Associé à un ami illustrateur, nous avons créé des petits spectacles dont l'actrice principale était Madame l'Image :
Dessin en direct, illustration de contes pour enfants, décors, fresques, ateliers, j'en passe... J'ai tout appris sur le tas.

Car c'est en forgeant que l'on devient forgeron et c'est en sciant que Léonard De Vinci !

Artiste et enfants

Ah! un peu de couleur ! Sur la photo et dans la vie. ça me rajeuni !
(J'ai des milliers de photos de cette expérience... Peut-être qu'un jour je les publierai).

C'était chouette, vraiment. Et c'est à cette époque que j'ai commencé à aimer les nouilles.
J'ai du en manger autant que j'ai consommé de peinture ( ça se compte en kilomètres-carrés ).
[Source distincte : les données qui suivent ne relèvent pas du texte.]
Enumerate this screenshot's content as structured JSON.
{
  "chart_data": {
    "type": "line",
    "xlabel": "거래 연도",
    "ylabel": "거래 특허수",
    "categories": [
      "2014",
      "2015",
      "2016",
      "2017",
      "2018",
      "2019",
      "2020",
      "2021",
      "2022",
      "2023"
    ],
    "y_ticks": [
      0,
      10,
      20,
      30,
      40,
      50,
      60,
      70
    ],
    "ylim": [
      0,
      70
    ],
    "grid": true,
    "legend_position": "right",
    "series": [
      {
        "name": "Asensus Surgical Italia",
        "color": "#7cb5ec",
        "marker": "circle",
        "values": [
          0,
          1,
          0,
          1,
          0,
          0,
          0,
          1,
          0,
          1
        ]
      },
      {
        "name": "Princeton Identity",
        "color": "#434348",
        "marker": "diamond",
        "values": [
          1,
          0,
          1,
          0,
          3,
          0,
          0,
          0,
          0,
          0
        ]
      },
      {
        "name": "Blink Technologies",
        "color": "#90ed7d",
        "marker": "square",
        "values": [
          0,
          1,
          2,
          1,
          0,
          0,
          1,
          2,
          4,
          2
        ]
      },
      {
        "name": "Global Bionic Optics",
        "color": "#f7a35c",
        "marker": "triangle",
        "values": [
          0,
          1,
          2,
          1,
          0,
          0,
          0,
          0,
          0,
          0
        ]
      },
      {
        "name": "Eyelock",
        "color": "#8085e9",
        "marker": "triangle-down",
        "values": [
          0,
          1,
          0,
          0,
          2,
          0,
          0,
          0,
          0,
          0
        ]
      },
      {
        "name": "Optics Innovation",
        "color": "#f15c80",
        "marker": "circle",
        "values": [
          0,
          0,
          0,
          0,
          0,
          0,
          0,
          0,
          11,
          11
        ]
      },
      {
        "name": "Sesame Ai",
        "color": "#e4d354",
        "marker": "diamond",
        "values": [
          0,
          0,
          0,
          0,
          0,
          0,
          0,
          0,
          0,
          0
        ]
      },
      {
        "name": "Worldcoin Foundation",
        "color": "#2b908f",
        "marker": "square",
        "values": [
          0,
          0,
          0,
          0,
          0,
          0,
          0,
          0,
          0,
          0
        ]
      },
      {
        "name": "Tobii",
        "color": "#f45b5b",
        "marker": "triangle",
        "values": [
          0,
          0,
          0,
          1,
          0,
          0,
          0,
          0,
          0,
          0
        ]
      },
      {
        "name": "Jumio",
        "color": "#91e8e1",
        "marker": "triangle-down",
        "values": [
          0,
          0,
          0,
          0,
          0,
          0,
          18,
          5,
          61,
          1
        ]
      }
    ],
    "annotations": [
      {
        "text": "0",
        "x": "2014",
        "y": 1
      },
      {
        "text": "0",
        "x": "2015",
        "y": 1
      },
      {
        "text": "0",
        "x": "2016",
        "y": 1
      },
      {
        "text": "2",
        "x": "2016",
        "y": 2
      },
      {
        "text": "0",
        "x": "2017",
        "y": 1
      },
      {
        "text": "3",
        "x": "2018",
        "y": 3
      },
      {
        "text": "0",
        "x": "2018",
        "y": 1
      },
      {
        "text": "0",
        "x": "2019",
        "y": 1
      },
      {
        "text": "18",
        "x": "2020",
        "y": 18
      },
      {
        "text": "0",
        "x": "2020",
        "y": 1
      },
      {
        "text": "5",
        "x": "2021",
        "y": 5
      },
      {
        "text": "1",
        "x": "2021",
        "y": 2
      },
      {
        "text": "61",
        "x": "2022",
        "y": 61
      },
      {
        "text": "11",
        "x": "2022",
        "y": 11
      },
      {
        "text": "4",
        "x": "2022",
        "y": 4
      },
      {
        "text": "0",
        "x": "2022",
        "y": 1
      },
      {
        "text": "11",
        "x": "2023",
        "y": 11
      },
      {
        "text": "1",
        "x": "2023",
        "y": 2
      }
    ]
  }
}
Bon, puis un jour, tout s'est arrêté, simplement. En 1987 je suis parti vivre à Bellême dans le Perche. Où pendant quelques années j'ai été artiste indépendant.

A Bellême, j'y étais venu bien souvent et y avais fait la connaissance de Mon Maître, Ferdi Posthuma De Boer. Peintre hollandais de son état, violoniste de talent ( il a enregistré des disques avec Django ).

Et j'ai posé avec lui mes premières touches d'huile, mes premières touches de peintre... Sur le coffre de ma 2 cv.

La suite est plus romanesque encore.
Je me suis marié, j'ai acheté une maison et j'ai fait la connaissance de mes deux enfants, Hugo et Lennie que j'adore.

Les revenus d'artiste peintre étant plus que chaotiques, pour vivre cette aventure familiale, j'ai trouvé un travail salarié : Educateur.
Ici, dans cette région rurale, le marché du travail est plutôt, disont... limite.

Cependant, durant cette période, j'ai continué de peindre bien sur : Des décors de théâtre, des tableaux, cela pendant mon temps libre.

Mais, j'ai eu beaucoup de chance car avec ce boulot ( régulièrement rémunérateur ) j'anime un atelier de dessin-peinture deux jours par semaine.

Le roman continue :

A part ces deux jours, tout le reste de la semaine appartient à mon art (de vivre).
Commandes, expos, cours et BLOG ( grâce à Xavier : http://adverbe.com/ ).
C'est grâce à lui que je vous me lisez maintenant.

Allez, une dernière pour finir... Avec cheveux :

Deux peintres

 
Et alors? Les fouines? En quoi vont-elles se métamorphoser maintenant?